Data redundancy is a term used about databases and means simply that some data fields appear more than once in the database. Data redundancy is wasteful and inefficient for several reasons and database designers attempt to eliminate it as far as possible by using a technique called data normalization.
Data can appear multiple times in a database for a variety of reasons, depending on the type of organization of business that the database is designed to serve. For example, an online business may have the same customer’s name appearing several times if that customer has bought several different products at different times.
This redundancy gives rise to problems for the IT department responsible for maintaining the database because they must update that customer’s details in numerous different locations. It also means that much storage capacity is wasted, storing the same data multiple times. Worst of all, if one or more instances of the customer’s name are not updated, then the database will contain inconsistent data, and no one will know which set of data is the correct one.

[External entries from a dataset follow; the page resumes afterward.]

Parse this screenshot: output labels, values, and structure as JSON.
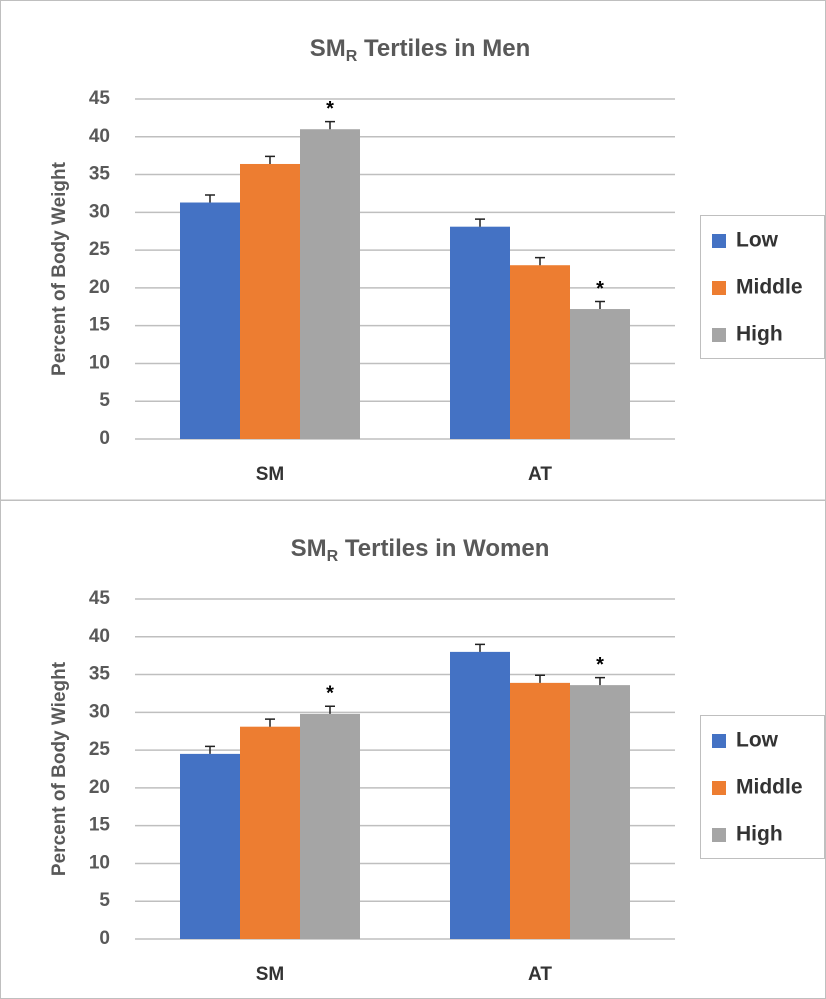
{
  "chart_data": [
    {
      "type": "bar",
      "title": "SM",
      "title_subscript": "R",
      "title_rest": " Tertiles in Men",
      "ylabel": "Percent of Body Weight",
      "categories": [
        "SM",
        "AT"
      ],
      "series": [
        {
          "name": "Low",
          "color": "#4472c4",
          "values": [
            31.3,
            28.1
          ],
          "errors": [
            1.0,
            1.0
          ]
        },
        {
          "name": "Middle",
          "color": "#ed7d31",
          "values": [
            36.4,
            23.0
          ],
          "errors": [
            1.0,
            1.0
          ]
        },
        {
          "name": "High",
          "color": "#a5a5a5",
          "values": [
            41.0,
            17.2
          ],
          "errors": [
            1.0,
            1.0
          ],
          "annotations": [
            "*",
            "*"
          ]
        }
      ],
      "ylim": [
        0,
        45
      ],
      "yticks": [
        0,
        5,
        10,
        15,
        20,
        25,
        30,
        35,
        40,
        45
      ],
      "grid": true,
      "legend": "right"
    },
    {
      "type": "bar",
      "title": "SM",
      "title_subscript": "R",
      "title_rest": " Tertiles in Women",
      "ylabel": "Percent of Body Wieght",
      "categories": [
        "SM",
        "AT"
      ],
      "series": [
        {
          "name": "Low",
          "color": "#4472c4",
          "values": [
            24.5,
            38.0
          ],
          "errors": [
            1.0,
            1.0
          ]
        },
        {
          "name": "Middle",
          "color": "#ed7d31",
          "values": [
            28.1,
            33.9
          ],
          "errors": [
            1.0,
            1.0
          ]
        },
        {
          "name": "High",
          "color": "#a5a5a5",
          "values": [
            29.8,
            33.6
          ],
          "errors": [
            1.0,
            1.0
          ],
          "annotations": [
            "*",
            "*"
          ]
        }
      ],
      "ylim": [
        0,
        45
      ],
      "yticks": [
        0,
        5,
        10,
        15,
        20,
        25,
        30,
        35,
        40,
        45
      ],
      "grid": true,
      "legend": "right"
    }
  ]
}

The solution to this problem was first developed in 1970 by Edgar Codd, the inventor of the relational database. Put simply, a relational database in one in which important data, such as customers’ names, in stored only once in a single file, but each customer’s field is defined by its relationship to other files - such as individual product sales.
The process of designing a database so that it is not subject to duplication or redundancy of data with its attendant problems of data corruption and inconsistency, is referred to as normalization.
Normalization requires that the database designer stick to rules, established by the database community, to ensure that data is organized efficiently. These rules are called normal form rules. There are a number of normal forms, each more rigorous than the previous, and each containing the rules of the previous form. Currently there are five levels of normal form.